Eric Bennett had previously told Alaska Airlines employees they could not wear their company’s uniforms or logos in the June parade as they had done in years past, due to an exclusive agreement with Delta.

Bennett incorrectly understood the board’s three-year contract with Delta, a new corporate sponsor of the event, according to David Hale, vice president-elect and sponsorship director of Seattle Pride, a nonprofit organization that puts on a number of lesbian, gay, bisexual and transgender pride events in the city.

“Following his apology and taking responsibility for the error, Eric resigned last night,” Hale said Thursday.

Hale said the Seattle Pride board also renewed its apology to Alaska Airlines employees and has been told the Alaska Airlines employees will march in the parade this year.

The whole flap first came to public attention after a column by Danny Westneat appeared in The Seattle Times.

After the column ran, Seattle Pride claimed Westneat’s column was wrong until Westneat presented emails showing that Bennett had claimed the new deal with Delta prevented Alaska workers from wearing so much as an Eskimo logo.

Hale said, “Danny educated me and the rest of the board about this correspondence between our president” and the representative of the Alaska employee group.

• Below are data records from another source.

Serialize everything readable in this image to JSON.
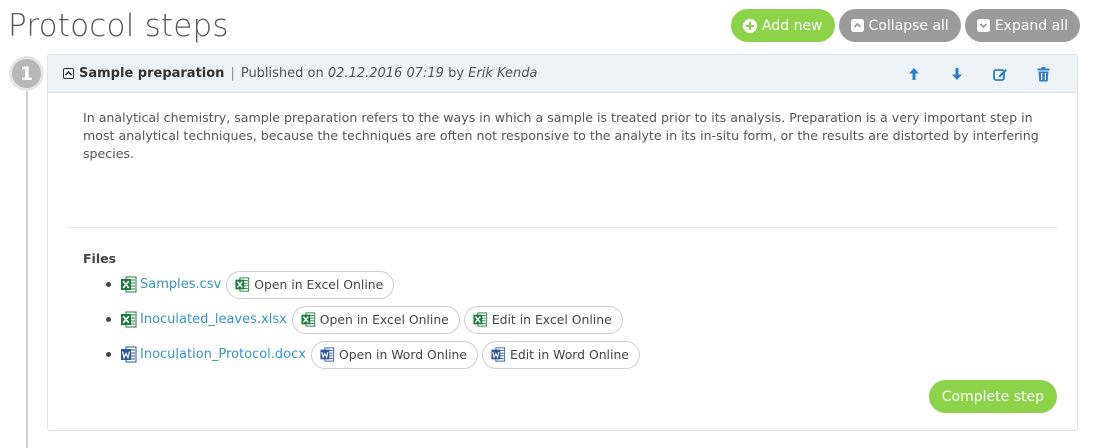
{
  "page": {
    "title": "Protocol steps"
  },
  "top_actions": {
    "add_new": "Add new",
    "collapse_all": "Collapse all",
    "expand_all": "Expand all"
  },
  "step": {
    "number": "1",
    "name": "Sample preparation",
    "published_prefix": "Published on",
    "published_date": "02.12.2016 07:19",
    "by_text": "by",
    "author": "Erik Kenda",
    "description": "In analytical chemistry, sample preparation refers to the ways in which a sample is treated prior to its analysis. Preparation is a very important step in most analytical techniques, because the techniques are often not responsive to the analyte in its in-situ form, or the results are distorted by interfering species.",
    "files_title": "Files",
    "files": [
      {
        "name": "Samples.csv",
        "type": "excel",
        "actions": [
          "Open in Excel Online"
        ]
      },
      {
        "name": "Inoculated_leaves.xlsx",
        "type": "excel",
        "actions": [
          "Open in Excel Online",
          "Edit in Excel Online"
        ]
      },
      {
        "name": "Inoculation_Protocol.docx",
        "type": "word",
        "actions": [
          "Open in Word Online",
          "Edit in Word Online"
        ]
      }
    ],
    "complete_label": "Complete step"
  },
  "colors": {
    "accent_green": "#8cd34a",
    "gray_button": "#9b9b9b",
    "link_blue": "#3a93c8",
    "icon_blue": "#2e7fc2",
    "excel_green": "#1f7a3f",
    "word_blue": "#2b5797"
  },
  "icons": {
    "add": "plus-circle-icon",
    "collapse": "collapse-square-icon",
    "expand": "expand-square-icon",
    "move_up": "arrow-up-icon",
    "move_down": "arrow-down-icon",
    "edit": "edit-icon",
    "delete": "trash-icon"
  }
}
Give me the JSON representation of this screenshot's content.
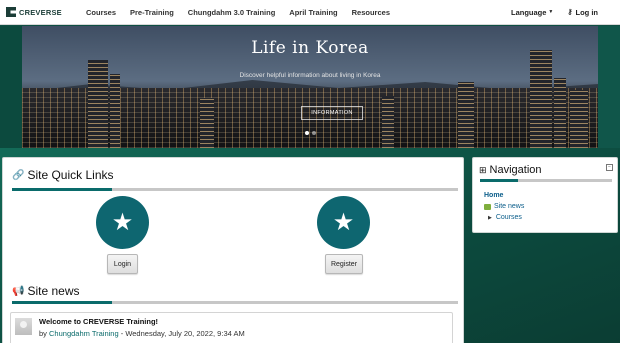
{
  "navbar": {
    "logo_text": "CREVERSE",
    "links": [
      "Courses",
      "Pre-Training",
      "Chungdahm 3.0 Training",
      "April Training",
      "Resources"
    ],
    "language_label": "Language",
    "login_label": "Log in"
  },
  "hero": {
    "title": "Life in Korea",
    "subtitle": "Discover helpful information about living in Korea",
    "button_label": "INFORMATION",
    "slide_count": 2,
    "active_slide": 1
  },
  "quick_links": {
    "title": "Site Quick Links",
    "items": [
      {
        "label": "Login",
        "icon": "star-icon"
      },
      {
        "label": "Register",
        "icon": "star-icon"
      }
    ]
  },
  "site_news": {
    "title": "Site news",
    "items": [
      {
        "title": "Welcome to CREVERSE Training!",
        "by": "by",
        "author": "Chungdahm Training",
        "date": " - Wednesday, July 20, 2022, 9:34 AM"
      }
    ]
  },
  "navigation": {
    "title": "Navigation",
    "home": "Home",
    "site_news": "Site news",
    "courses": "Courses"
  },
  "colors": {
    "accent": "#0a6b6b",
    "circle": "#0e6670",
    "page_bg": "#0f4f43"
  }
}
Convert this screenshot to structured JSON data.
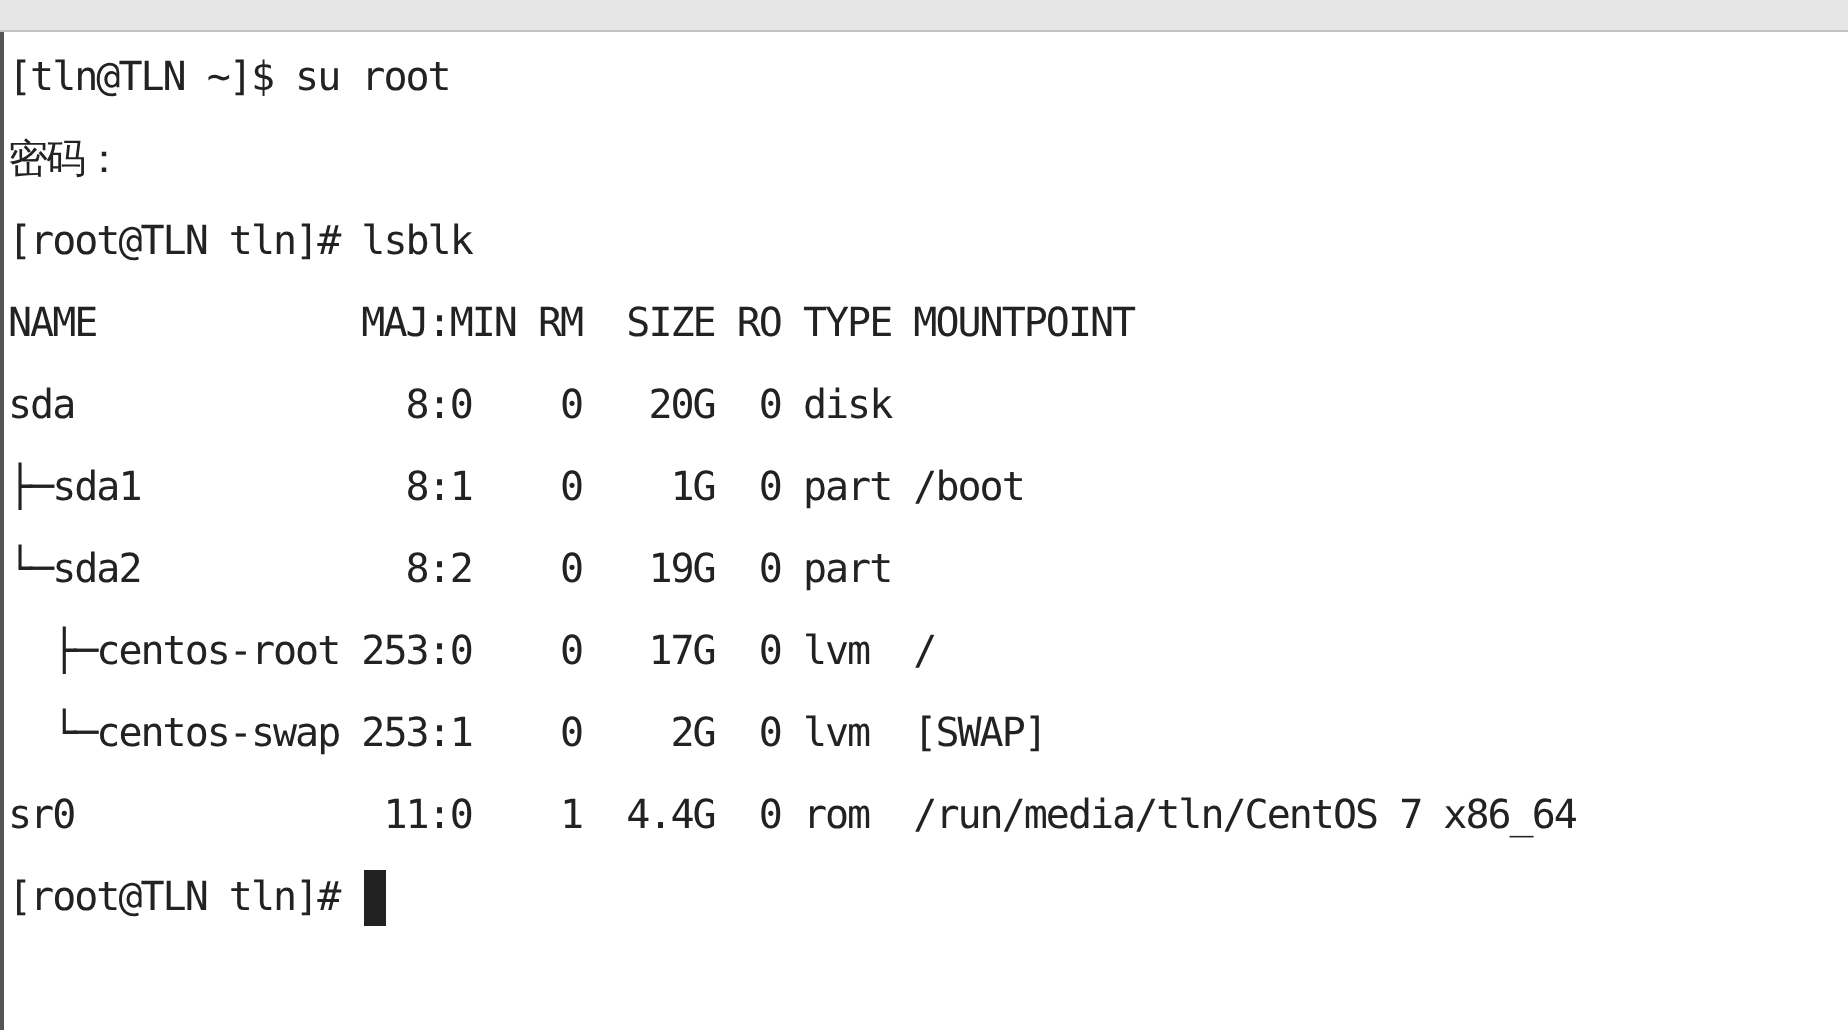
{
  "terminal": {
    "lines": [
      "[tln@TLN ~]$ su root",
      "密码：",
      "[root@TLN tln]# lsblk",
      "NAME            MAJ:MIN RM  SIZE RO TYPE MOUNTPOINT",
      "sda               8:0    0   20G  0 disk",
      "├─sda1            8:1    0    1G  0 part /boot",
      "└─sda2            8:2    0   19G  0 part",
      "  ├─centos-root 253:0    0   17G  0 lvm  /",
      "  └─centos-swap 253:1    0    2G  0 lvm  [SWAP]",
      "sr0              11:0    1  4.4G  0 rom  /run/media/tln/CentOS 7 x86_64"
    ],
    "prompt": "[root@TLN tln]#"
  }
}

Alaska Airlines had been a sponsor of the parade in years past, and many employees participated wearing company uniforms and logos. Last year, 50 members of the airline’s Gay, Lesbian, Other and Bisexual Employees (GLOBE) group took part, with some wearing pilot hats and toting a banner that read “The LGBT community has come so far. Let us fly you the rest of the way. Alaska Airlines/gay travel.”

Kevin Larson, vice president of GLOBE, told Westneat his group originally had been told that Alaska employees could be in the parade but could not be identified “as working for Alaska Airlines or wearing Alaska T-shirts or any branding.”

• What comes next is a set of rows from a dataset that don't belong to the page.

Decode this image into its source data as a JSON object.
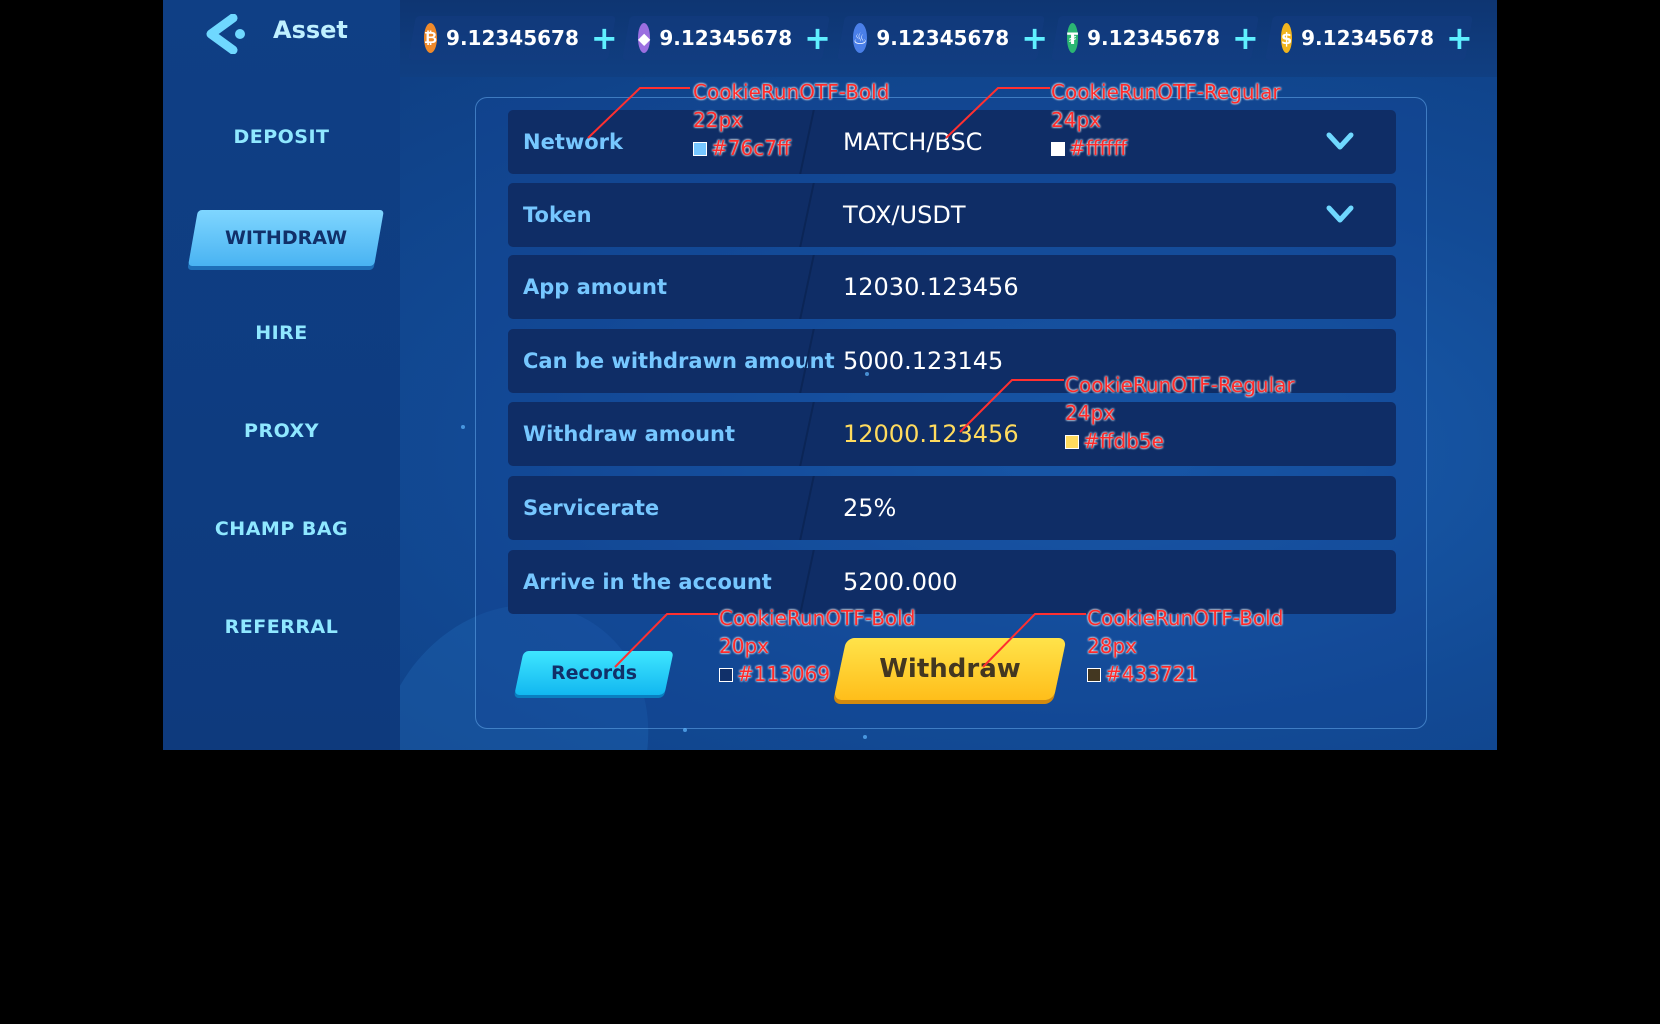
{
  "header": {
    "title": "Asset"
  },
  "currencies": [
    {
      "value": "9.12345678",
      "icon": "bitcoin-icon",
      "color": "#f08a2a",
      "glyph": "₿"
    },
    {
      "value": "9.12345678",
      "icon": "ethereum-icon",
      "color": "#9b6fe0",
      "glyph": "◆"
    },
    {
      "value": "9.12345678",
      "icon": "flame-icon",
      "color": "#4a7fe8",
      "glyph": "♨"
    },
    {
      "value": "9.12345678",
      "icon": "tether-icon",
      "color": "#2bb673",
      "glyph": "₮"
    },
    {
      "value": "9.12345678",
      "icon": "dollar-coin-icon",
      "color": "#f2b51e",
      "glyph": "$"
    }
  ],
  "sidebar": {
    "items": [
      {
        "label": "DEPOSIT"
      },
      {
        "label": "WITHDRAW",
        "active": true
      },
      {
        "label": "HIRE"
      },
      {
        "label": "PROXY"
      },
      {
        "label": "CHAMP BAG"
      },
      {
        "label": "REFERRAL"
      }
    ]
  },
  "form": {
    "rows": [
      {
        "label": "Network",
        "value": "MATCH/BSC",
        "dropdown": true
      },
      {
        "label": "Token",
        "value": "TOX/USDT",
        "dropdown": true
      },
      {
        "label": "App amount",
        "value": "12030.123456"
      },
      {
        "label": "Can be withdrawn amount",
        "value": "5000.123145"
      },
      {
        "label": "Withdraw amount",
        "value": "12000.123456",
        "highlight_color": "#ffdb5e"
      },
      {
        "label": "Servicerate",
        "value": "25%"
      },
      {
        "label": "Arrive in the account",
        "value": "5200.000"
      }
    ]
  },
  "buttons": {
    "records": "Records",
    "withdraw": "Withdraw"
  },
  "annotations": [
    {
      "font": "CookieRunOTF-Bold",
      "size": "22px",
      "color": "#76c7ff"
    },
    {
      "font": "CookieRunOTF-Regular",
      "size": "24px",
      "color": "#ffffff"
    },
    {
      "font": "CookieRunOTF-Regular",
      "size": "24px",
      "color": "#ffdb5e"
    },
    {
      "font": "CookieRunOTF-Bold",
      "size": "20px",
      "color": "#113069"
    },
    {
      "font": "CookieRunOTF-Bold",
      "size": "28px",
      "color": "#433721"
    }
  ],
  "colors": {
    "label": "#76c7ff",
    "value": "#ffffff",
    "highlight": "#ffdb5e",
    "records_text": "#113069",
    "withdraw_text": "#433721"
  }
}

As this is the first year Delta is an event sponsor, Hale said, Bennett “unilaterally misunderstood the contract and thought that meant Alaska had to scale back their branding.”

The mistake was Bennett’s alone, Hale said.

“Our board has always believed that the sponsorship agreement with Delta says nothing about who can participate in the parade, what they can wear or what signs they can carry,” he said.

“Eric has apologized for that and resigned.”

Bennett, a longtime volunteer for the organization who served six years on the board including two years as president, could not be reached for comment.

“I think this has been tough for him,” said Hale. “He was upset and it’s unfortunate for him that he went out this way but he understood the gravity of his error. He is definitely owning his apology and did not mean to cause this problem.”

Bennett would have been leaving the board in August at the end of his term, Hale said, and elections have been held.

The vice president and president-elect of the board, Kevin Toovey, will serve as interim president until August, Hale said.